Cybercriminalité : La Gendarmerie démantèle un vaste réseau informatique malveillant lors d’une opération inédite

Parmi les modes opératoires suivis par les pirates informatiques, l’un d’eux consiste à mettre en place un « Botnet », en infectant des terminaux [ordinateurs, smartphones, tablettes] avec un programme malveillant afin d’en prendre le contrôle à l’insu de leurs propriétaires et de les commander ensuite à distance depuis un serveur. Ce qui leur permet de générer frauduleusement de la cryptomonnaie, lancer des attaques par déni de service, activer des logiciels d’extorsion [ransomware] ou bien encore voler des données.

En 2016, un tel réseau de « machines zombies » a commencé par se déployer grâce au logiciel malveillant Retadup, décrit par le site spécialisté Zataz comme étant le « couteau suisse » de pirates informatiques palestiniens.

En effet, ce code, qui a servi à voler des données de plusieurs hôpitaux israéliens en 2017, permet d’extraire des mots de passes enregistrés par la plupart des navigateurs Internet, de télécharger des fichiers, d’enregistrer les frappes clavier ou encore de faire des captures d’écran.

Au fil du temps, Retadup a infesté plus de 860.000 terminaux informatiques tournant sous Windows, XP, 7, 8 et 10, principalement en Amérique du Sud. Ce logiciel malveillant s’est répandu d’une manière classique, c’est à dire via des liens contenus dans des courriels proposant des offres alléchantes [ou exploitant les faiblesses humaines…] et des clés USB infectés.

Quoi qu’il en soit, les pirates à l’origine de ce « Botnet » ont pu ainsi générer annuellement plusieurs millions d’euros de gains frauduleux, via la création de cryptomonnaie Monero et l’exploitation de logiciels d’extorsion.

Seulement, l’ampleur prise par ce « Botnet » a fini par éveiller l’attention des sociétés de securité informatique. En mars dernier, l’une d’elles, Avast, a ainsi prévenu le Centre de Lutte contre les criminalités numériques de la Gendarmerie [C3N] que le serveur de « commande et de contrôle » [C&C] utilisé pour commander à distance les ordinateurs infestés par Retadup se trouvait propablement en région parsienne.

Il aura fallu quelques semaines aux gendarmes du C3N pour confirmer les soupçons émis par Avast et localiser le serveur en question. Chargé des affaires liées à la cybercriminalité, la section F1 du Parquet de Paris a ensuite ouvert une enquête, dans le cadre d’une coopération judiciaire avec le FBI, la police fédérale américaine.

Les experts de la gendarmerie vont alors s’employer à accomplir ce qui n’avait jamais été fait jusqu’alors : neutraliser le serveur de ce Botnet et éliminer le logiciel Retadup installé sur les centaines de milliers de terminaux informatiques utilisés par les pirates informatiques.

« Grosso modo, on a réussi à détecter où se trouvait le serveur de commandement, la tour de contrôle du réseau d’ordinateurs infectés, les ‘Botnet’. On l’a copié, on l’a répliqué avec un serveur à nous, et on lui a fait faire des choses qui permettent au virus d’être inactif sur les ordinateurs des victimes », a expliqué le colonel Jean-Dominique Nollet, le chef du C3N, à France Inter.

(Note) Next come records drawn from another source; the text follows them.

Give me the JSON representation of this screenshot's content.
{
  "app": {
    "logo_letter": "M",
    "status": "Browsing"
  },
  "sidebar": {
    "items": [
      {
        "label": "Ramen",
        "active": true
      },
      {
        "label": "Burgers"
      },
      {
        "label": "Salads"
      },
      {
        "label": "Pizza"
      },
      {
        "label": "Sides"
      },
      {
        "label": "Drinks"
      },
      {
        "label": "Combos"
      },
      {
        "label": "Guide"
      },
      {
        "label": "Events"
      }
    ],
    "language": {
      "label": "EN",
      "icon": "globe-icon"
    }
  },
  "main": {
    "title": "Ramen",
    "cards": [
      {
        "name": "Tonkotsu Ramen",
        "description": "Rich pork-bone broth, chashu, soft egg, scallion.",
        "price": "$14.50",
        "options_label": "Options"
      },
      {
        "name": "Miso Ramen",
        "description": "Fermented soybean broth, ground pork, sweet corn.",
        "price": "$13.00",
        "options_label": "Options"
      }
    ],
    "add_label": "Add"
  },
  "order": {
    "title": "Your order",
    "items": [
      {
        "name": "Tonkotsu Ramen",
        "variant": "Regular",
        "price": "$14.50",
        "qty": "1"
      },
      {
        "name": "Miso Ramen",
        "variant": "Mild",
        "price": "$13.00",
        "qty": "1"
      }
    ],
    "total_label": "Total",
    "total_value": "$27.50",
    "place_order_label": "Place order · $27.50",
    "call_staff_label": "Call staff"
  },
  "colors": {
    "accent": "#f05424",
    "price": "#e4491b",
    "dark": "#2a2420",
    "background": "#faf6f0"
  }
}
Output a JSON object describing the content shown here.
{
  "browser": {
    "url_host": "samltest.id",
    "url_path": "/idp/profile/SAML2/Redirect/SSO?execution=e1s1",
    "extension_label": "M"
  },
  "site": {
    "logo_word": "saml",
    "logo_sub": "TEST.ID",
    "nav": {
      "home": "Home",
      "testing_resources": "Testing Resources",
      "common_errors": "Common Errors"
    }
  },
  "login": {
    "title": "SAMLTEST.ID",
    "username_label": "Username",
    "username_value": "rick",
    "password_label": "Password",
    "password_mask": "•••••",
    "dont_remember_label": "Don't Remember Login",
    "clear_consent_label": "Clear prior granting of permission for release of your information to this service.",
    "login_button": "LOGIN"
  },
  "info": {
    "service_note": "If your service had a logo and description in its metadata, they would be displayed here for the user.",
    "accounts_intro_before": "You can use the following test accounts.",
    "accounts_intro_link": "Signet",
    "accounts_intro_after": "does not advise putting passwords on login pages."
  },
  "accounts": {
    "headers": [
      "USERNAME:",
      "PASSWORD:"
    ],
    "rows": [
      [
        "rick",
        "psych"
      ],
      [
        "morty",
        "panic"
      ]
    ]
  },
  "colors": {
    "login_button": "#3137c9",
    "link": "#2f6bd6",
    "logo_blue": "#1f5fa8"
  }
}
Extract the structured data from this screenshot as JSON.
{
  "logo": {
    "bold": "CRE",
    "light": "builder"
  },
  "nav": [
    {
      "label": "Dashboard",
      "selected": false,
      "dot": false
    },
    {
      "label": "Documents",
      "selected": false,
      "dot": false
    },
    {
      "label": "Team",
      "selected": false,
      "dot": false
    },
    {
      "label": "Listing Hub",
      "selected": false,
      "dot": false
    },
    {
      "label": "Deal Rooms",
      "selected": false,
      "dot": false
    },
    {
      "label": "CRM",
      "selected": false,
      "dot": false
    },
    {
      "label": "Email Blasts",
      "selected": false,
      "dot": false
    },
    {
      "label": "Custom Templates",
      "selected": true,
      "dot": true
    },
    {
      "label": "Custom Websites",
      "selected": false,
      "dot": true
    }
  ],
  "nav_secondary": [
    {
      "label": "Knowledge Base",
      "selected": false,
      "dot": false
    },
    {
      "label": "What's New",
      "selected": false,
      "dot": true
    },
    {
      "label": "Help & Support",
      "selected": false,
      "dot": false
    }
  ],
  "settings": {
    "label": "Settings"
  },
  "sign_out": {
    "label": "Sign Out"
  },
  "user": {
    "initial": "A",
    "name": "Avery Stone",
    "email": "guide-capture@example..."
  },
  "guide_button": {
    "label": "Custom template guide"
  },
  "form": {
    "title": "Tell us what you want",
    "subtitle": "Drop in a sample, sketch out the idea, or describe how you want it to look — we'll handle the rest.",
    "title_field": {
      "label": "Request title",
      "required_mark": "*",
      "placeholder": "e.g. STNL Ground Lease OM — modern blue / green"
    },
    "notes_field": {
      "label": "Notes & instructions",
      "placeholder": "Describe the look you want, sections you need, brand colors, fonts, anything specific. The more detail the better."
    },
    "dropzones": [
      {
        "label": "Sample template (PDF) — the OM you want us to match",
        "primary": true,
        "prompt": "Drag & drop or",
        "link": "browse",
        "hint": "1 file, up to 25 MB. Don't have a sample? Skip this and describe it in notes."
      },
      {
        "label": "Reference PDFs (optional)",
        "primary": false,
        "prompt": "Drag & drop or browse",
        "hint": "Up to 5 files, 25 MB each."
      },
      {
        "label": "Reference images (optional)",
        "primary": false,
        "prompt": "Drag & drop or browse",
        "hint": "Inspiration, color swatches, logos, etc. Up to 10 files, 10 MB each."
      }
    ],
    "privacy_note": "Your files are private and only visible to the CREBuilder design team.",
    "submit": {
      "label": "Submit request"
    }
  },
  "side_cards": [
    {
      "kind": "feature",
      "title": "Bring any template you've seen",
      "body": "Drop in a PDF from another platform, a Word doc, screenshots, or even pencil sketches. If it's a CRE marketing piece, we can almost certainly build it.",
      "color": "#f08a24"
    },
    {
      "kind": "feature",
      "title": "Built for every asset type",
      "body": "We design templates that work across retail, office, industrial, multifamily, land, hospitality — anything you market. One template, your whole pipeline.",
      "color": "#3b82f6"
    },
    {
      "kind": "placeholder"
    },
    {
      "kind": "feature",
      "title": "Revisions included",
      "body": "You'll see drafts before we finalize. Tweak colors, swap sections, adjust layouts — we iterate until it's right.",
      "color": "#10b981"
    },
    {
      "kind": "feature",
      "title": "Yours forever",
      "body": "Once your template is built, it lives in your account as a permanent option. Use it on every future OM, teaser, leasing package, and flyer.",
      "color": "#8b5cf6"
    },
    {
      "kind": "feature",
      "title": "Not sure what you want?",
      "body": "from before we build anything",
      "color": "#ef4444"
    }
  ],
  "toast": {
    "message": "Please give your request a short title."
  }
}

Pour cela, et avec l’appui de l’Institut de recherche criminelle de la Gendarmerie nationale [IRCGN], le C3N a dû trouver une « faille » dans le code du logiciel malveillant. C’est en exploitant cette dernière que les gendarmes ont pu « désinfecter » à distance les terminaux informatiques sur lesquels Retadup s’était installé.

Quant à l’aide du FBI, elle a été nécessaire pour obtenir des jugements de cours fédérales américains pour « pour pouvoir bloquer certains trafics et les dériver vers notre serveur à nous », a précisé l’officier.

L’action des gendarmes du C3N aura permis d’éviter une attaque informatique de plus grande ampleur. Avec les 850.000 ordinateurs infestés que comptait ce réseau malveillant, les pirates informatiques auraient été en mesure de « faire tomber tous les sites civils de la planète », a avancé le colonel Nollet.

Si elle a neutralisé ce vaste Botnet, cette opération audacieuse, qualifiée de « première mondiale » par la Gendarmerie, n’a pas permis encore de mettre la main sur les pirates informatiques. Et nul doute que ces derniers recommenceront… en prenant plus de précautions.